Scrappy wakes me up about 5 till 4 this a.m. to bark/growl at a skunk meandering at the edge of the fence row. ( I guess I really should flesh out the term "fence row"; what I am talking about in this case is actually an approximately 10-yard deep patch of woods and scrub starting at the edge of the townhouse block across from us and extending full width to the end of Woodbridge and about half that width through the next addition to Inland Drive. Following a stream that emerges from it at our end, it crosses Woodbridge, becoming the stream that Scrappy gets his drinks in when going/coming back from a walk, and draining into the feeder canal. Thus this "fence row" can handle the network of various sized trails and the zoo full of transient animals.)
I got up to hit the "head"; Scrappy was again at it when I returned, although I was sure that Mr. Skunk had ambled away for the evening, as indeed he had. But on the other side of the tree at the right of our bedroom was a deer. She took up about 5 minutes of our evening nibbling on the pine needles (they're close to killing these trees that border the fence row) before finally disappearing down the trail. Just as Scrappy finally settled down, he was up at it again- you guessed it, perhaps; another deer, same spot that we spotted the first. Same story again, except he passed the trailhead and just stood in the middle of the yard. Scrappy began to bark and growl and whine and lean back on me and look up as if to say, "Dad, do something," though what that something is is never made clear. Of course, the deer hears this, looks right at us- and deducing rightly it was no threat to him, continued to nonchalantly stand there and make Scrappy miserable. By the time he was satisfied with his morning's work, stopped off to eat some more needles and finally disappear, it was about 4:30. I kept waiting for Marlin Perkins to come through, but he must have had the night off.

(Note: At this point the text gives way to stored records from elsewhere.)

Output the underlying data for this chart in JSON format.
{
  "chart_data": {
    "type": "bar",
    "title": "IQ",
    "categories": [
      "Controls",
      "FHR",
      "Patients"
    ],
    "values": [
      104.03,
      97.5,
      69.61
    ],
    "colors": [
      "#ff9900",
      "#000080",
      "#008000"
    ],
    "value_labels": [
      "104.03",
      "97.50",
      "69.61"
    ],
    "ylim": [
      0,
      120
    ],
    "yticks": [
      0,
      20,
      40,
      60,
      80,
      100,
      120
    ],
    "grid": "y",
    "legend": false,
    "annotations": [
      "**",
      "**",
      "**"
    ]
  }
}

None of this, mind you, changed the routine of wake dad up at 8 a.m. and pester for a walk until he gets his way. So out we go at 8:15 into a world that was already in the mid-seventies with humidity at 82%. Through the hedge into the Plex, alongside the tall grass of the meadow and into the woods where the dirt and stone trails meet. Along the way our poop-eating butterflies were all over, and one tried desperately to land on me; each landing had to be aborted by a/the jerk on the other end of the leash, who wanted to see all the little soccer kids gathering on "fields 15-19".

In the woods, I immediately spotted a fawn deep in the trees; he spotted us, too and scampered off before I could tell if he was one of the ones we saw earlier in the week. I thought he might have been smaller, but not for sure on that. It was more humid yet in the woods, so we went up the dirt trail and exited quickly into the addition. About a block from home, Mr. Bunny Rabbit was sitting in someone's yard; amazingly, the near-exhausted Scrappy actually saw him before he moved, and was momentarily upset I didn't let him chase the beast across the guy's yard. However, it was a fleeting thing; I wondered if Scrappy'd make it all the way to the door before wanting to rest ( this was not a mile walk, folks).

So, if we throw in the bat that we saw Thursday night, that puts us at 30 deer, 18 rabbit, and 7 bat-sightings for the year.